To test cell viability, the MFT construct with bioinks was stained using a LIVE/DEAD Viability/Cytotoxicity Kit (Invitrogen Life Technologies, USA) following the manufacturer’s protocol. Ethidium homodimers and calcein-AM were mixed at a ratio of 2:1 in PBS and added to each sample for 1 hour in an incubator condition. The results were observed using fluorescence microscopy (DM 750; Leica Microsystems, Germany).

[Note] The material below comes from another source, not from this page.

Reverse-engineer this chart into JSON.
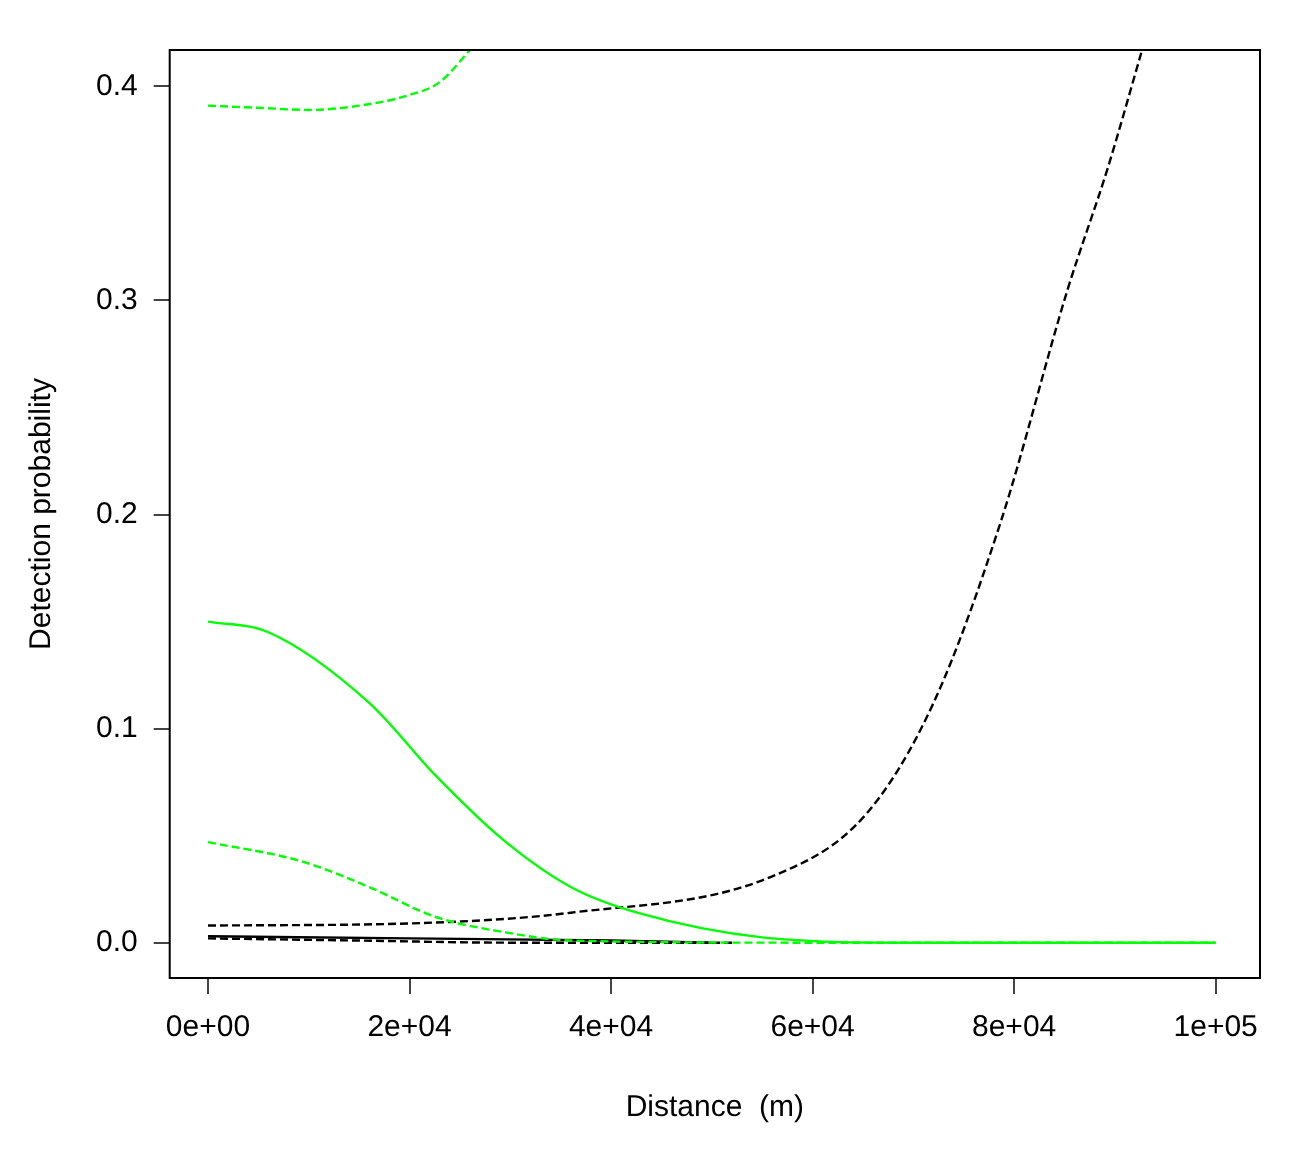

The cells were stained with Phalloidin-Tetramethylrhodamine B isothiocyanate (Phalloidin; Sigma Aldrich, USA) to visualize the actin cytoskeleton, while they were stained with Hoechst 33342 (Hoechst; Thermo Fisher Scientific, USA) to visualize the cell nuclei. The results were prepared for histological analysis by placing them in 4% paraformaldehyde (PFA) for overnight. The cells were permeabilized with 0.1% Triton X-100 and washed in PBS. Cells were then stained with a 50 mg/ml phalloidin solution in PBS for 1 h at room temperature and washed with PBS before the addition of 0.1 μg/ml Hoechst working solution at a 1:10,000 dilution for 20 min. Phalloidin- and Hoechst-stained images were captured and merged using confocal microscopy (Leica Microsystems, USA). The Image J program (National Institutes of Health, USA) was used to analyze and present the cell morphology.

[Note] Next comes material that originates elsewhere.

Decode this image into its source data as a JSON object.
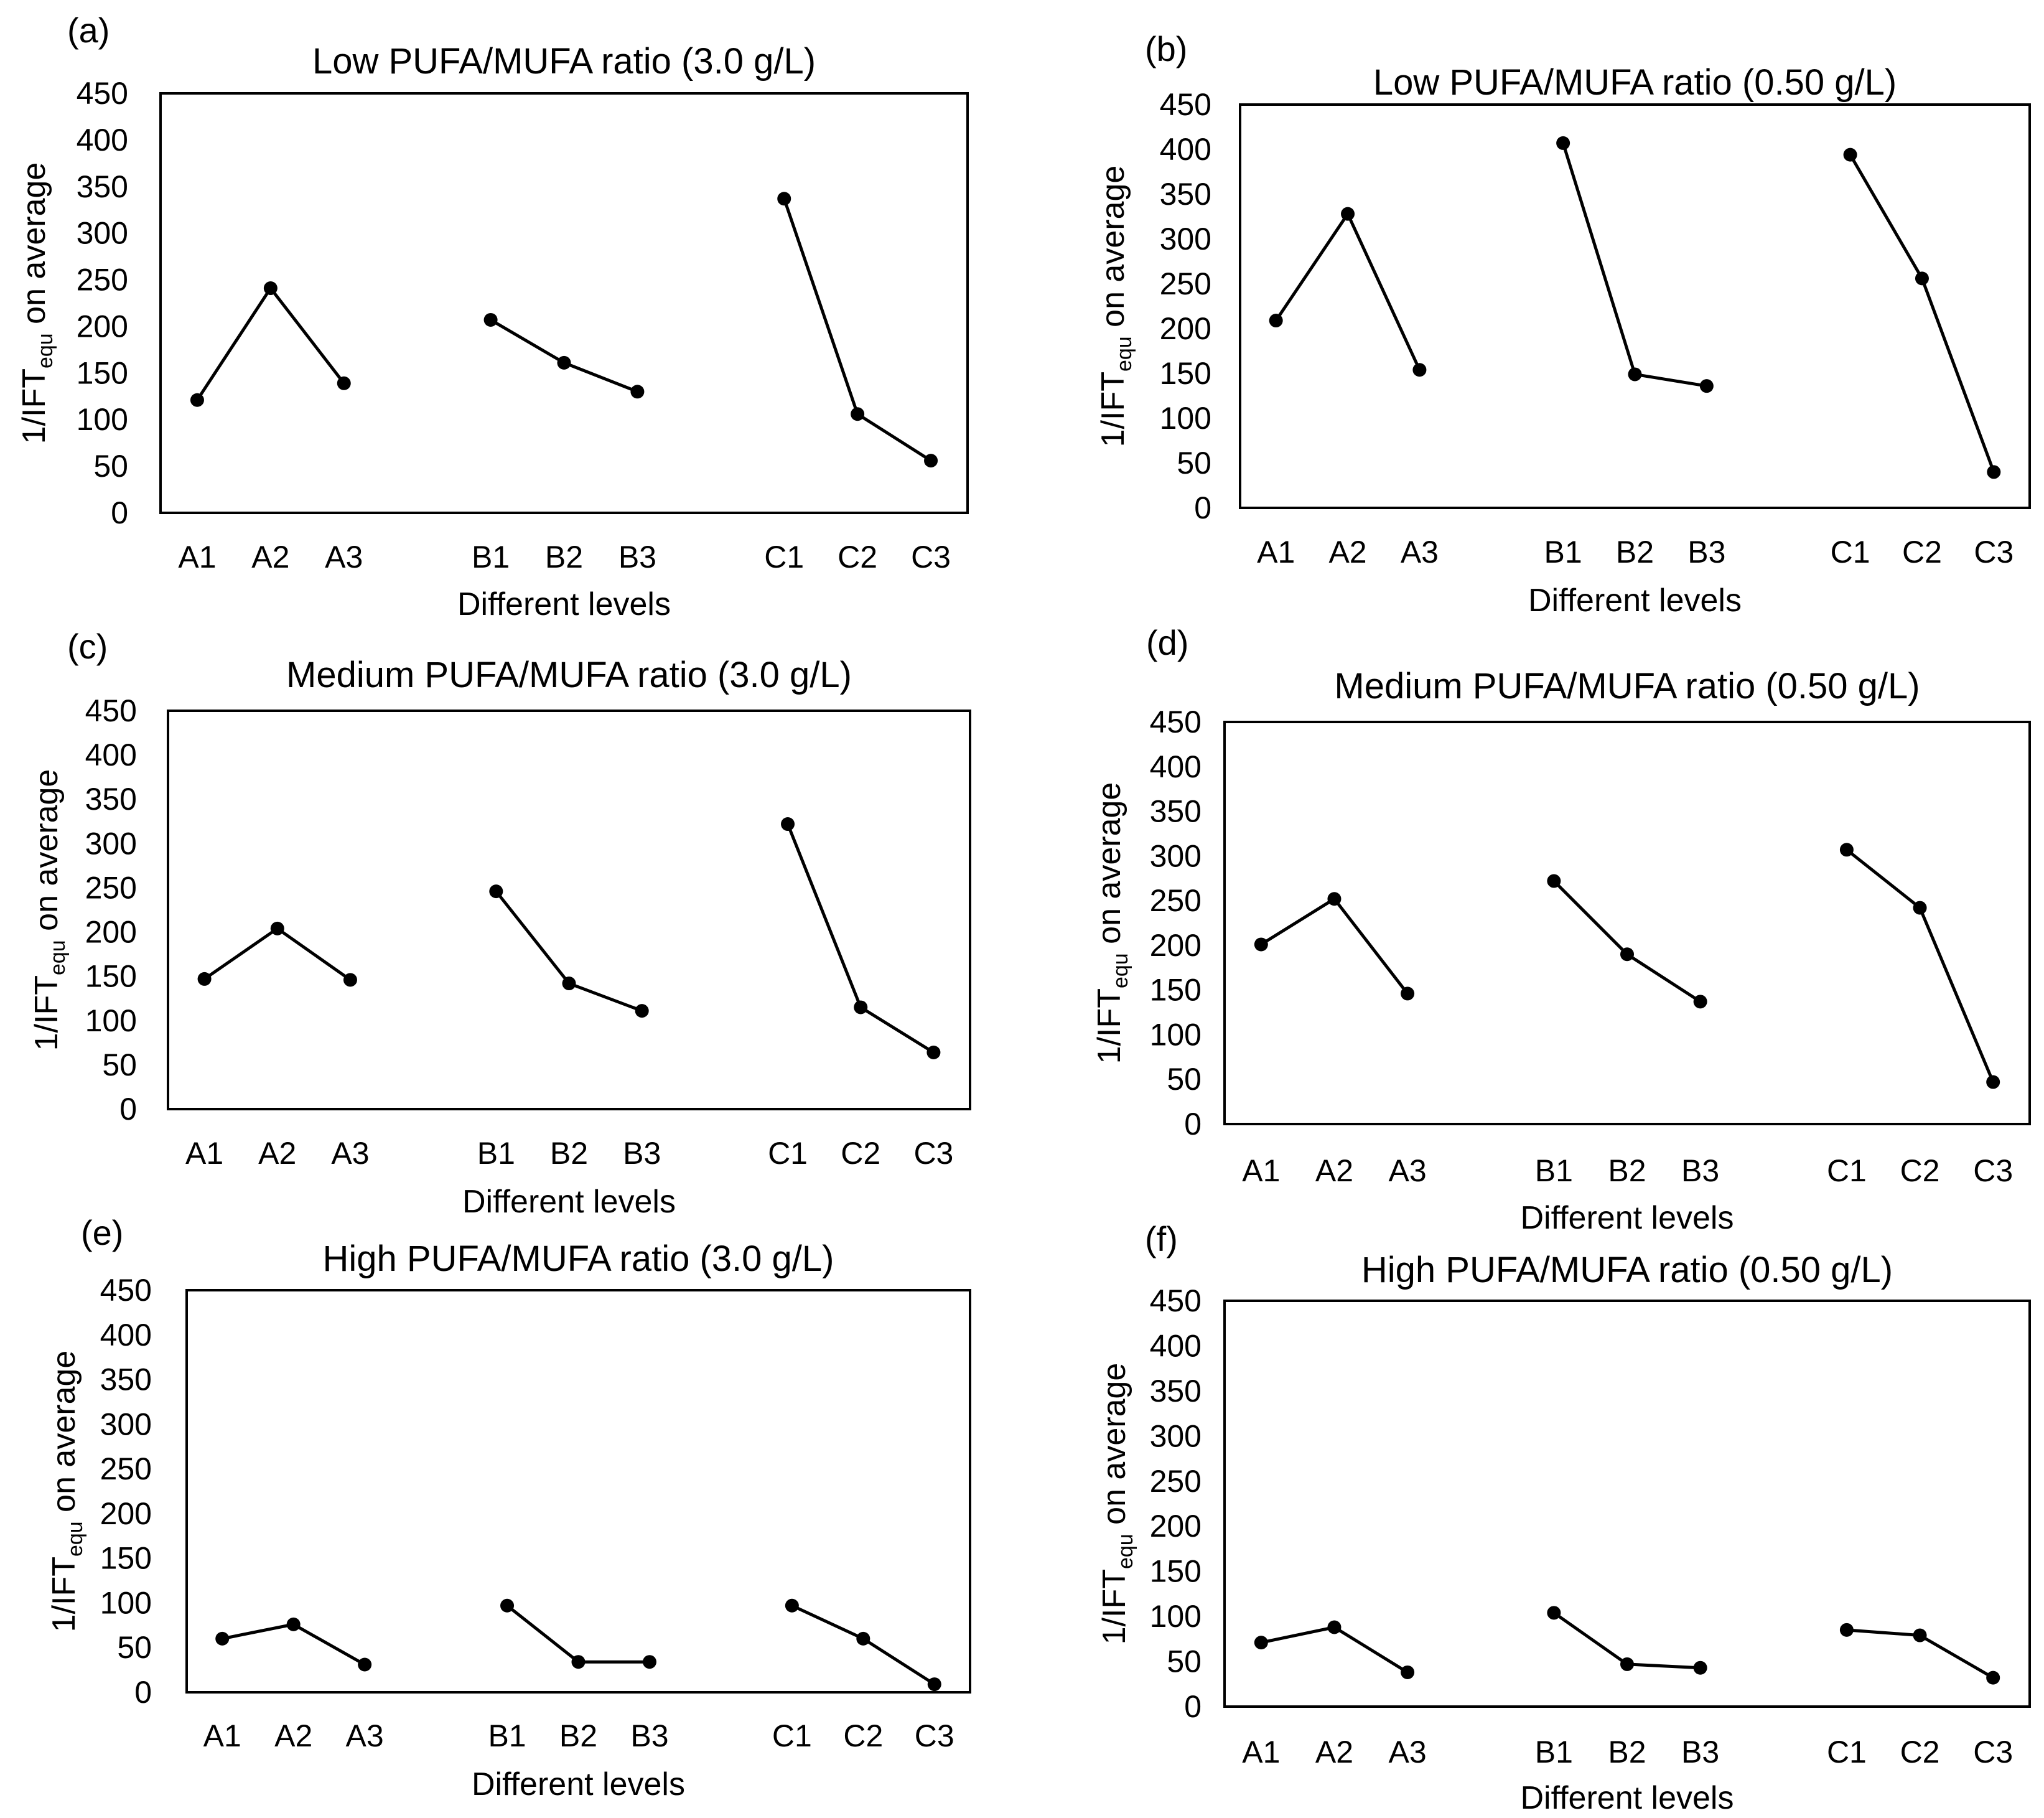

Analysis of the gene expression

We fabricated the MFT construct+esophageal bioinks and MFT construct+collagen bioinks cultured for 7 days in an incubator. MFT construct+esophageal bioinks means hEECs-laden emuc-dECM bioink (eMFT+dECM) in the inner layer and hESMCs-laden ems-dECM bioink (sMFT+dECM) in the outer layer. MFT construct+collagen bioinks means hEEC-laden collagen bioink (eMFT+col) in the inner layer and hESMCs-laden collagen bioink (sMFT+col) in the outer layer. All bioinks have the same concentration at 1.5%.

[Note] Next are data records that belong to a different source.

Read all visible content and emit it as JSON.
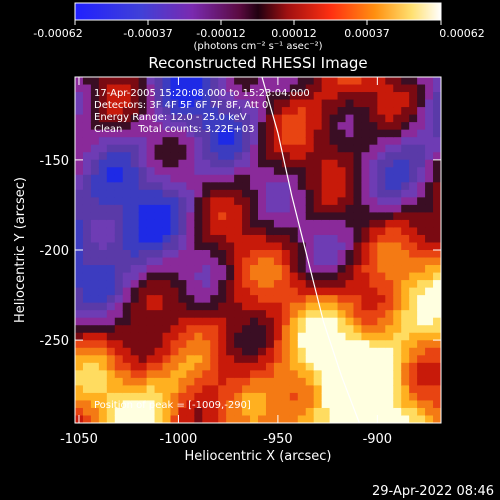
{
  "colorbar": {
    "tick_labels": [
      "-0.00062",
      "-0.00037",
      "-0.00012",
      "0.00012",
      "0.00037",
      "0.00062"
    ],
    "unit_label": "(photons cm⁻² s⁻¹ asec⁻²)"
  },
  "footer": {
    "timestamp": "29-Apr-2022 08:46"
  },
  "chart_data": {
    "type": "heatmap",
    "title": "Reconstructed RHESSI Image",
    "xlabel": "Heliocentric X (arcsec)",
    "ylabel": "Heliocentric Y (arcsec)",
    "xlim": [
      -1052,
      -868
    ],
    "ylim": [
      -296,
      -104
    ],
    "x_ticks": [
      -1050,
      -1000,
      -950,
      -900
    ],
    "x_tick_labels": [
      "-1050",
      "-1000",
      "-950",
      "-900"
    ],
    "y_ticks": [
      -150,
      -200,
      -250
    ],
    "y_tick_labels": [
      "-150",
      "-200",
      "-250"
    ],
    "color_range": [
      -0.00062,
      0.00062
    ],
    "annotations": [
      "17-Apr-2005 15:20:08.000 to 15:23:04.000",
      "Detectors: 3F 4F 5F 6F 7F 8F, Att 0",
      "Energy Range: 12.0 - 25.0 keV",
      "Clean     Total counts: 3.22E+03"
    ],
    "peak_label": "Position of peak = [-1009,-290]",
    "peak_position": [
      -1009,
      -290
    ],
    "limb_curve": {
      "x": [
        -958,
        -950,
        -943,
        -935,
        -927,
        -918,
        -909
      ],
      "y": [
        -104,
        -135,
        -170,
        -205,
        -240,
        -270,
        -296
      ]
    },
    "colormap": [
      "#1e2ae6",
      "#3c3cc0",
      "#5a3aa8",
      "#6e3cb4",
      "#8a2a9a",
      "#3a0e24",
      "#7a0a12",
      "#c81a0a",
      "#e84412",
      "#f47a14",
      "#ffb020",
      "#ffdc60",
      "#ffffe0"
    ]
  }
}
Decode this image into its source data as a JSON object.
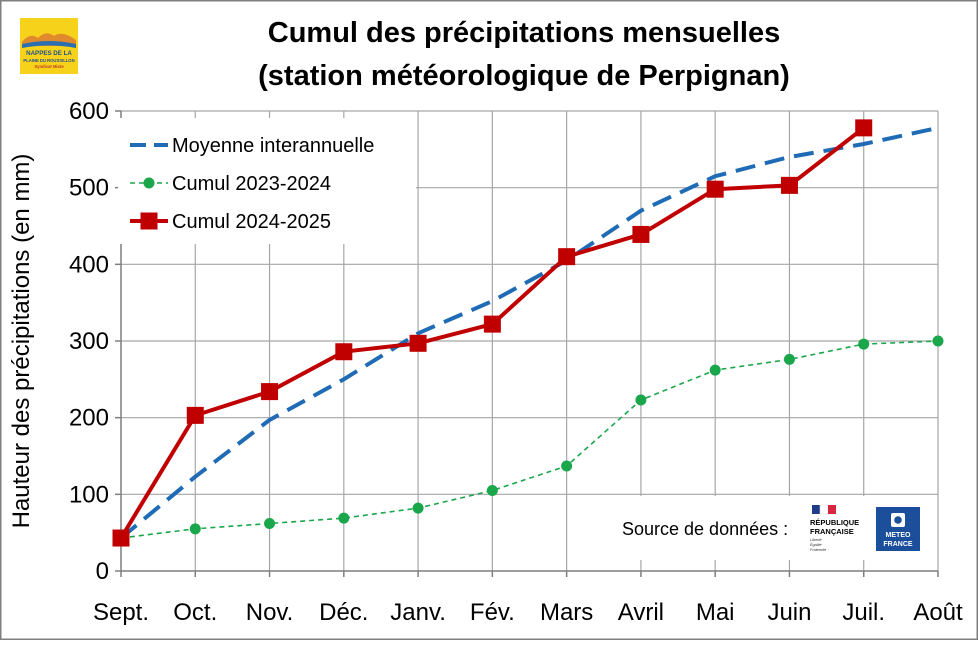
{
  "logo": {
    "line1": "NAPPES DE LA",
    "line2": "PLAINE DU ROUSSILLON",
    "line3": "Syndicat Mixte"
  },
  "source": {
    "label": "Source de données :",
    "republique_line1": "RÉPUBLIQUE",
    "republique_line2": "FRANÇAISE",
    "republique_motto": [
      "Liberté",
      "Égalité",
      "Fraternité"
    ],
    "meteo_line1": "METEO",
    "meteo_line2": "FRANCE"
  },
  "chart_data": {
    "type": "line",
    "title": [
      "Cumul des précipitations mensuelles",
      "(station météorologique de Perpignan)"
    ],
    "xlabel": "",
    "ylabel": "Hauteur des précipitations (en mm)",
    "categories": [
      "Sept.",
      "Oct.",
      "Nov.",
      "Déc.",
      "Janv.",
      "Fév.",
      "Mars",
      "Avril",
      "Mai",
      "Juin",
      "Juil.",
      "Août"
    ],
    "ylim": [
      0,
      600
    ],
    "yticks": [
      0,
      100,
      200,
      300,
      400,
      500,
      600
    ],
    "grid": true,
    "legend": "top-left",
    "series": [
      {
        "name": "Moyenne interannuelle",
        "style": "dashed",
        "marker": "none",
        "color": "#1f6bb5",
        "values": [
          43,
          123,
          197,
          250,
          310,
          352,
          405,
          470,
          515,
          540,
          557,
          578
        ]
      },
      {
        "name": "Cumul 2023-2024",
        "style": "dotted",
        "marker": "circle",
        "color": "#1aa64b",
        "values": [
          43,
          55,
          62,
          69,
          82,
          105,
          137,
          223,
          262,
          276,
          296,
          300
        ]
      },
      {
        "name": "Cumul 2024-2025",
        "style": "solid",
        "marker": "square",
        "color": "#c00000",
        "values": [
          43,
          203,
          234,
          286,
          297,
          322,
          410,
          439,
          498,
          503,
          578,
          null
        ]
      }
    ]
  }
}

Total RNAs were isolated from each sample by using RNA isoplus (TaKaRa, Japan). 1 μg of the RNA was synthesized into the cDNA using a Maxima First Strand cDNA synthesis kit (Thermo Scientific, USA). Quantitative real time polymerase chain reaction (qRT-PCR) was performed with SYBR® Green PCR Master Mix (Applied Biosystems, USA), and an ABI 7500 Real-time PCR system (Applied Biosystems, USA). PCRconditions were 40 cycles of 95 °C for 15 s, 60 °C for 1 m. The following primers were used that alpha-smooth muscle actin (α-SMA)46, E-cadherin47, and glyceraldehyde 3-phosphate dehydrogenase (GAPDH)48. The sequences of primer sets used in this analysis were shown in Supplementary Table 1. Fold change in the expression level of each gene were calculated for each treatment group using CT values normalized to transcript levels of the GAPDH49.


Standard laboratory rats (Rattusnorvegicus) were individually housed in wire bottom cages in a temperature- and light-controlled room. All animals were allowed to acclimate to the housing facility for 5–7 days prior to intervention and had ad libitum access to food and water. Animal care, housing, and procedures were performed in accordance with the protocol approved by the Animal Care and Use Committee of Pohang University of Science and Technology, South Korea (POSTECH-2015-0069).

Statistical analysis

The data are expressed as the mean±standard deviation. All statistical analyses were conducted using GraphPad Prism (GraphPad software; La Jolla, CA). All experiments were performed in triplicate. Statistical significance was determined using two-tailed t-tests. Statistical significance was set at *p < 0.05, **p < 0.005, ***p < 0.0005, and ****p < 0.0001.